Грейс продолжала вязать до глубокой ночи и, должно быть, ненадолго вздремнула. Она очнулась, потревоженная телефонным звонком. Небо порозовело, но это был не предрассветный румянец, а, скорее, признак того, что скоро пойдет снег. Сколько сейчас — три часа ночи или начало девятого утра, — сказать было невозможно. Она подпихнула телефон себе под ноги и почувствовала исходящее от батареек тепло.

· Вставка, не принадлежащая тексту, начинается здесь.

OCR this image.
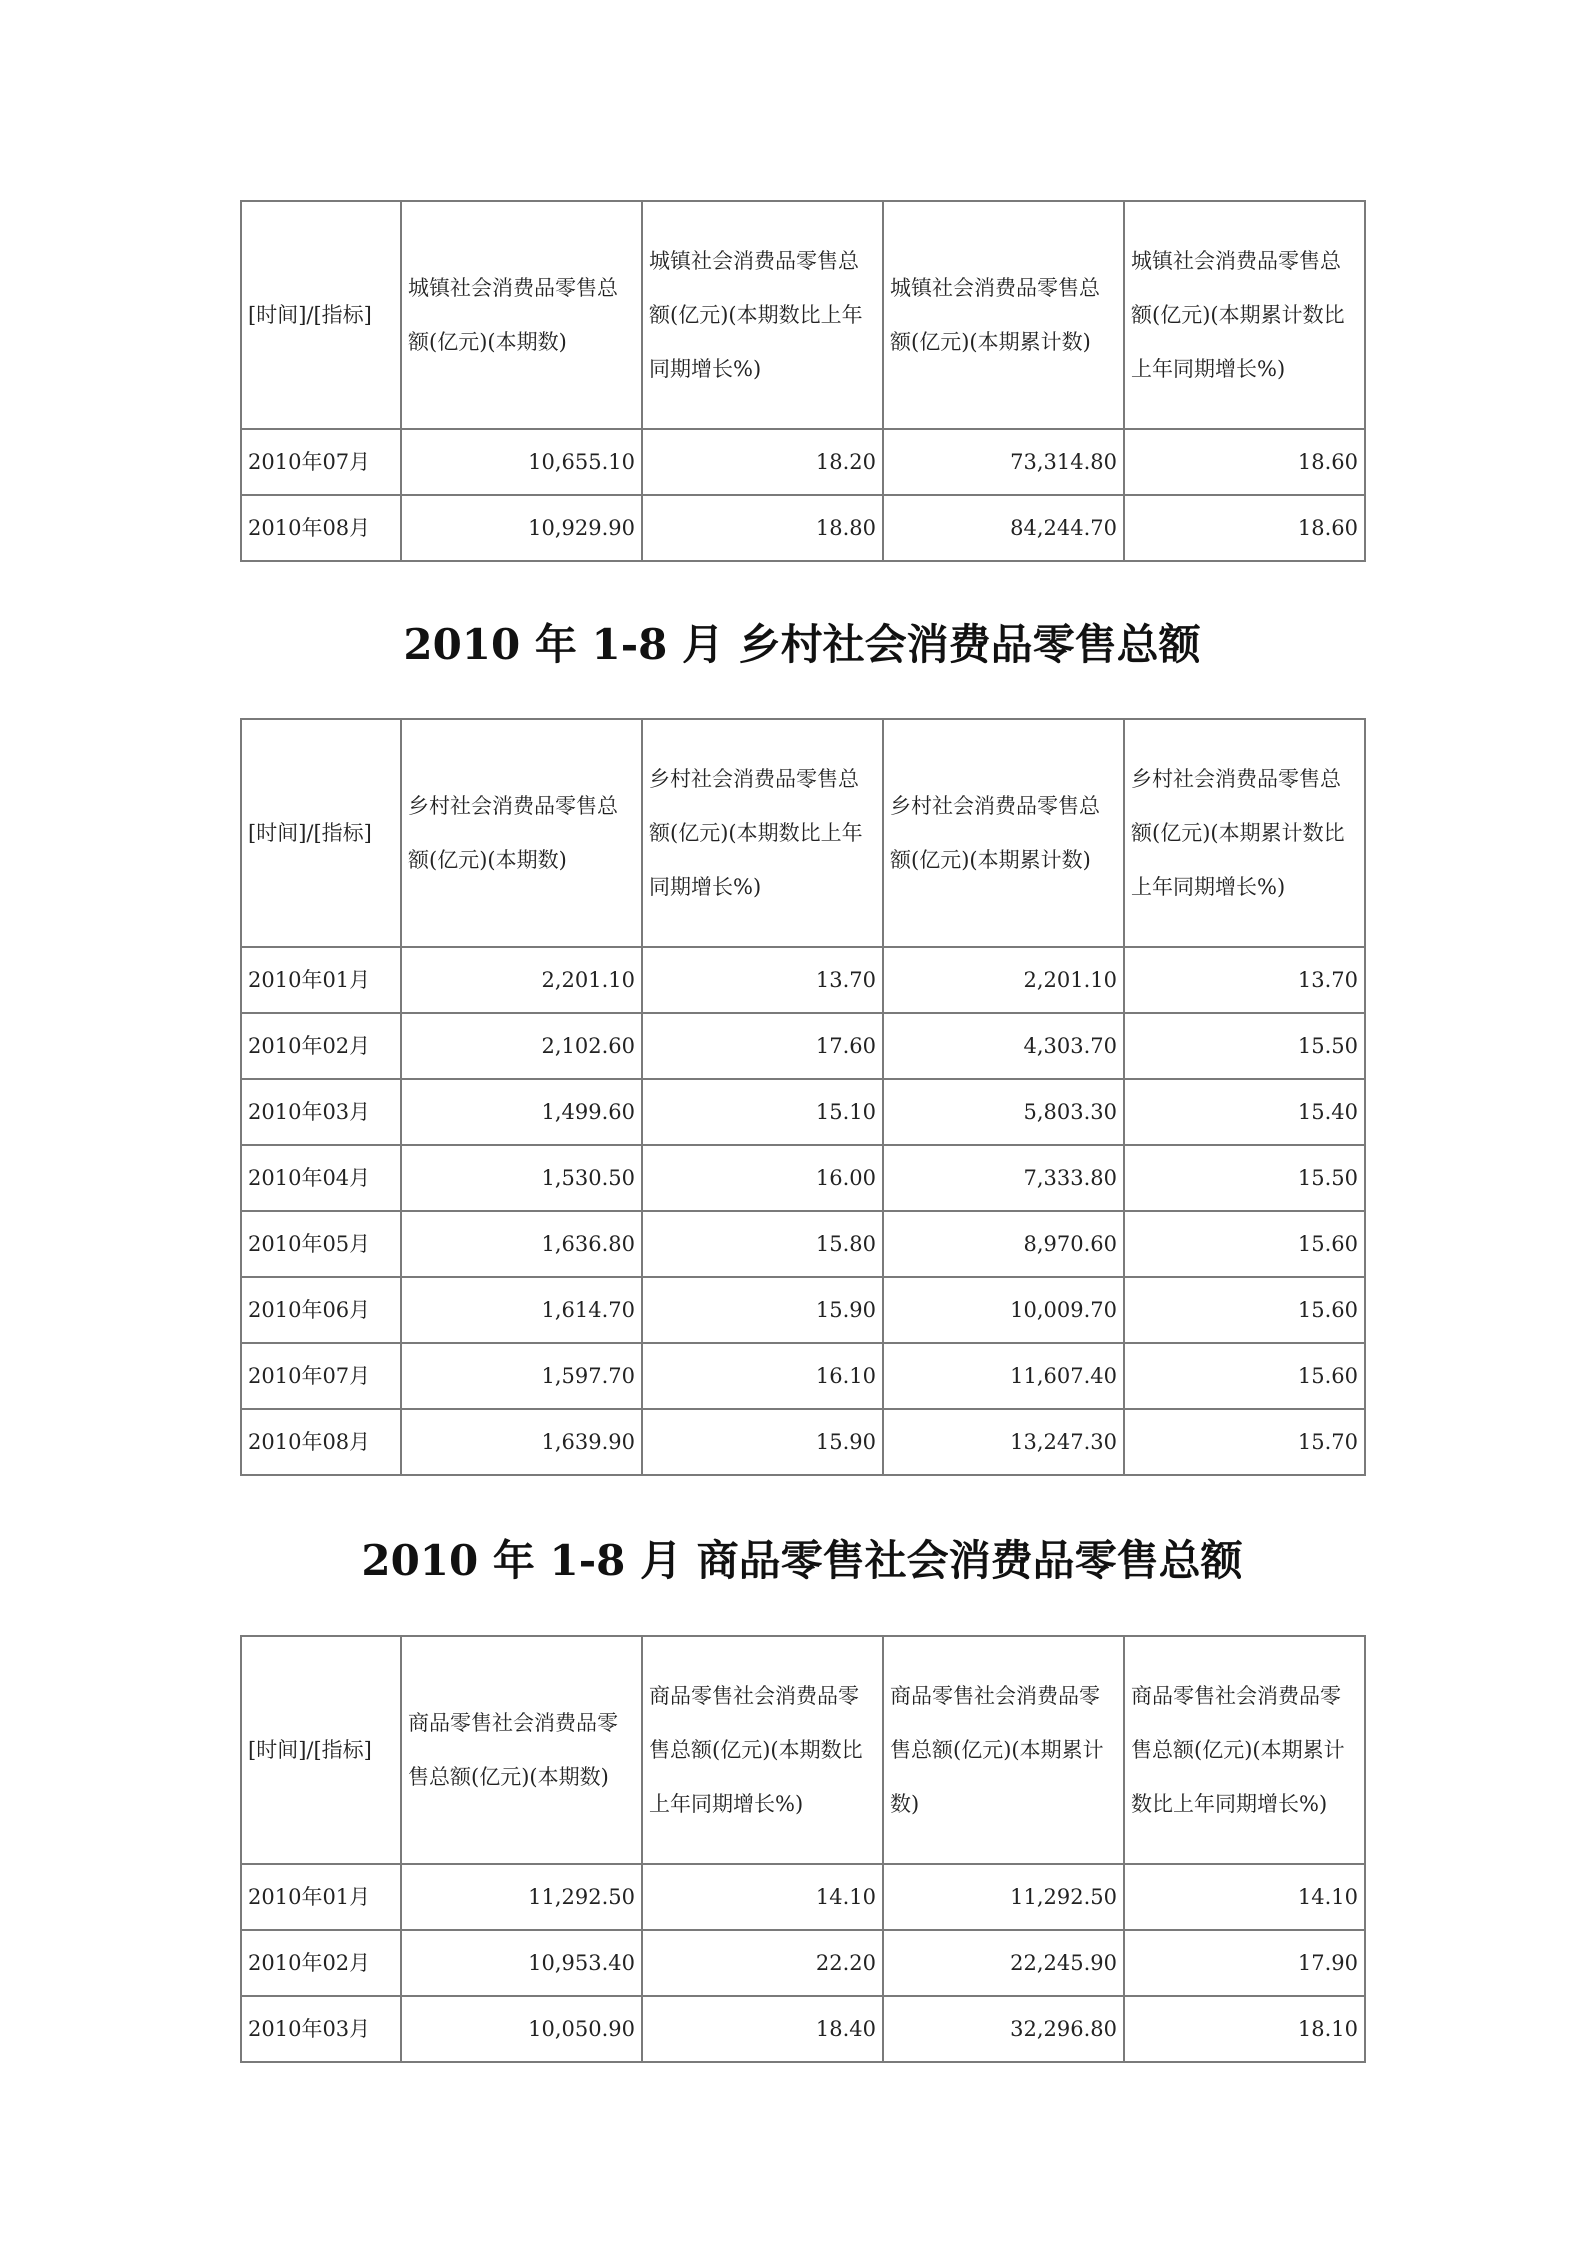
[时间]/[指标]	城镇社会消费品零售总额(亿元)(本期数)	城镇社会消费品零售总额(亿元)(本期数比上年同期增长%)	城镇社会消费品零售总额(亿元)(本期累计数)	城镇社会消费品零售总额(亿元)(本期累计数比上年同期增长%)
2010年07月	10,655.10	18.20	73,314.80	18.60
2010年08月	10,929.90	18.80	84,244.70	18.60
2010 年 1-8 月 乡村社会消费品零售总额
[时间]/[指标]	乡村社会消费品零售总额(亿元)(本期数)	乡村社会消费品零售总额(亿元)(本期数比上年同期增长%)	乡村社会消费品零售总额(亿元)(本期累计数)	乡村社会消费品零售总额(亿元)(本期累计数比上年同期增长%)
2010年01月	2,201.10	13.70	2,201.10	13.70
2010年02月	2,102.60	17.60	4,303.70	15.50
2010年03月	1,499.60	15.10	5,803.30	15.40
2010年04月	1,530.50	16.00	7,333.80	15.50
2010年05月	1,636.80	15.80	8,970.60	15.60
2010年06月	1,614.70	15.90	10,009.70	15.60
2010年07月	1,597.70	16.10	11,607.40	15.60
2010年08月	1,639.90	15.90	13,247.30	15.70
2010 年 1-8 月 商品零售社会消费品零售总额
[时间]/[指标]	商品零售社会消费品零售总额(亿元)(本期数)	商品零售社会消费品零售总额(亿元)(本期数比上年同期增长%)	商品零售社会消费品零售总额(亿元)(本期累计数)	商品零售社会消费品零售总额(亿元)(本期累计数比上年同期增长%)
2010年01月	11,292.50	14.10	11,292.50	14.10
2010年02月	10,953.40	22.20	22,245.90	17.90
2010年03月	10,050.90	18.40	32,296.80	18.10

Результат ее вязальных усилий лежал у нее на коленях — прямоугольник примерно два на четыре фута. Грейс с трудом поверила в это, настолько быстро промелькнули часы, однако вещественное доказательство покоилось у нее в руках. Размеры вещи были ничем не примечательны. Петли обычные, но радующие глаз своей правильностью. Слишком маленькая для покрывала и слишком большая для шарфа в подарок Гриффину. Когда Грейс складывала вещицу, чтобы найти телефон, крохотные электрические искры заплясали, покалывая, на ее предплечьях, и она поняла, что бессознательно связала детское одеяльце. Грейс подняла одеяльце, но, слишком легкое, оно только подчеркивало вес пространства, которое нечем было заполнить. Она знала, что невозможно оплакать непризнанную утрату, хотя ее ловкие руки и попытались овеществить символическое спасительное средство. На кратчайший миг она призналась себе, что испытывает боль.
Телефон продолжал звонить. Выключив автоответчик, она ожидала услышать голос матери, сообщающий, что все в порядке, но, к ее удивлению, в трубке раздался незнакомый мужской голос.
— Миссис Брукмен. Это Адриан Дубровски. — Грейс мгновенно выпрямилась. — Миссис Брукмен? — повторил мужчина.
До Грейс донеслось негромкое пощелкивание клавиш компьютера. Отец тоже часто забавлялся с какой-нибудь технической безделушкой, когда звонил ей. Грейс пошла на кухню посмотреть, который час. Часы на микроволновке показывали четверть седьмого.
— Вы понимаете, который сейчас час? — спросила она, медленно собираясь с мыслями.
— Простите, что побеспокоил вас так рано, но у меня совершенно беспорядочное расписание, и я почувствовал, что нам надо поговорить. — Его акцент трудно было распознать. — Я получил ваше сообщение. Когда я встретил вас в «Розовой чашке», все получилось очень неловко, — сказал он. — Это единственное, что я могу сейчас сказать.
— Я вас не совсем понимаю.
— Я попал туда обманным путем, — продолжал Дубровски. — Моя ситуация изменилась, и (я не могу вдаваться в подробности) боюсь, что моя работа на вас приведет к столкновению интересов. Но я хотел бы договориться о том, как забрать книгу. Меня беспокоит, что она может попасть не в те руки.
В этот момент раздался еще один звонок, и Грейс, попросив мистера Дубровски оставаться на связи, нажала кнопку ожидания.
— Проснись и пой, — услышала она бодрый голос отца. Он перевирал эту строчку, сколько Грейс себя помнила, но ей никогда и в голову не приходило поправить его. Обычно он просыпался задолго до пяти утра и читал; к шести он уже был готов включиться в общественную жизнь.